Limitations & Future Work¶
- The teacher model is frozen (not updated) during semi-supervised training, preventing continuous improvement of pseudo-label quality from unlabeled data. This potentially sacrifices further performance gains compared to schemes using updatable teachers.
- Optical flow estimation relies on pre-trained SEA-RAFT. The quality of the optical flow directly affects the effectiveness of temporal consistency, and no sensitivity analysis was conducted on optical flow accuracy.
- Validated only on coronary angiography scenarios without extending to other medical video segmentation tasks (such as endoscopy or ultrasound videos).

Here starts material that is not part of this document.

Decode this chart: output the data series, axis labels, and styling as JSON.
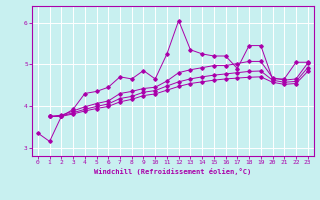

- Only qualitative visualization is performed on the CADICA dataset without quantitative metrics; hence, the statistical significance of cross-domain generalization remains unknown.
- Inference speed and model size are not reported; SAM3 as a foundation model incurs a relatively large computational overhead.
- Training is conducted for only 6k iterations with a batch size of 4, reflecting a small scale, and performance when scaled to larger data remains unknown.
- Dual-stream temporal consistency assumes that the vessel topology remains invariant in XCA videos, which might not hold true in longer sequences.
Rating¶
- Novelty: 4/5 — The combination of SAM3 concept prompts, uncertainty awareness, and dual-stream optical flow is novel and practical.
- Experimental Thoroughness: 4/5 — Evaluated on three datasets with detailed ablation studies and comparisons against multiple baselines, yielding highly convincing results.
- Writing Quality: 3/5 — Generally clear, but some mathematical symbols are inconsistent; open-sourced code provides extra credit.
- Value: 4/5 — Strong performance under extremely limited annotations holds practical significance for clinical deployment.